I also tried using apply, but also hit an error:
> simple_spline <- function( x, L, U ) min( max(x-L,0), U-L)
> df_A.hex[, 'AGE_12_24'] <- apply( df_A.hex[, 'AGE'], 1, simple_spline, 12, 24)
> [1] "Lookup failed to find min"
Error in .process.stmnt(stmnt, formalz, envs) :
Don't know what to do with statement: min
I could write a function that iteratively overwrites the spline column like so:
df_A.hex[, 'AGE_12_24'] <- df_A.hex[, 'AGE'] - 12
df_A.hex[, 'AGE_12_24'] <- h2o.ifelse( df_A.hex[, 'AGE_12_24'] < 0, 0, df_A.hex[, 'AGE_12_24'] )
df_A.hex[, 'AGE_12_24'] <- h2o.ifelse( df_A.hex[, 'AGE_12_24'] > 12, 12, df_A.hex[, 'AGE_12_24'] )
This gets me my expected result:
AGE AGE_12_24
1 9 0
2 7 0
3 33 12
4 84 12
5 86 12
6 25 12
But it's a fairly ugly way of getting there. I'd like to know what I'm doing wrong and how to have a function pass on the values to the h2o frame.
Upvotes: 3
Views: 139
Reputation: 5778
Unfortunately you can't pass additional parameters to the H2O R apply()
method (I've reported the bug here).
and even if you hardcode the original parameters to get the apply
method to evaluate it, it won't evaluate correctly:
library(h2o)
h2o.init()
df <- data.frame( AGE = c(9,7,33,84,86,25))
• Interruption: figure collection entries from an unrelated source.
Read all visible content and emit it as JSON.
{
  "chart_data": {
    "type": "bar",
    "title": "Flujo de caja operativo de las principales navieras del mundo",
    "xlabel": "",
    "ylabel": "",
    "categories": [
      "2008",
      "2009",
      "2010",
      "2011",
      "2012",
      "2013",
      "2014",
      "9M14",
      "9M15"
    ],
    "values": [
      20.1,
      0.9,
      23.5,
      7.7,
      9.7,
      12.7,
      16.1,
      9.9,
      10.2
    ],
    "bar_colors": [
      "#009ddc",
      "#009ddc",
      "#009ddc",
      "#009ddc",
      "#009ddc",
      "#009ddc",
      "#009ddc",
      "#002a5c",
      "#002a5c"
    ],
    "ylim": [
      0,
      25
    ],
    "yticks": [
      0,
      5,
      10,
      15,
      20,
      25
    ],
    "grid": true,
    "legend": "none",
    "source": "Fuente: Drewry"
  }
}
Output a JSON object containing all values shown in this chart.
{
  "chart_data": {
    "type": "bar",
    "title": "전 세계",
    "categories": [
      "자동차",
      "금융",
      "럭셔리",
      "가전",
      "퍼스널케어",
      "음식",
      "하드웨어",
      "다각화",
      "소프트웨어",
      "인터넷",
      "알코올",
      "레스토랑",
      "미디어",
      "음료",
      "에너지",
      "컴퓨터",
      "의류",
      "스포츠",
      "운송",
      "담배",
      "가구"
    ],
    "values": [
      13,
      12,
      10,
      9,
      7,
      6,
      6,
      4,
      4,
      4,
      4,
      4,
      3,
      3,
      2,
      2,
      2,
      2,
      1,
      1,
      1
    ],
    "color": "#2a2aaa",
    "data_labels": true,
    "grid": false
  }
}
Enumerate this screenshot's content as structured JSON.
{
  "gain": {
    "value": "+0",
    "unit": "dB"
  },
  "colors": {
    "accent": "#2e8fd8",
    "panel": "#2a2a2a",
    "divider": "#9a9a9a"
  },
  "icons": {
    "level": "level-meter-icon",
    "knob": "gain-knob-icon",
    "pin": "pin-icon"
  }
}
df_A.hex <- as.h2o( df, 'df_A.hex' )
L = 12
U = 24
simple_spline <- function(x) { min( max(x-L,0), U-L )}
apply(df_A.hex, 1, simple_spline)
C1
1 -3
2 -5
3 21
4 72
5 74
6 13
I think your best bet is to use your iterative method, or play around with the apply method (not passing additional parameters) until you can trust the results you see.
Upvotes: 4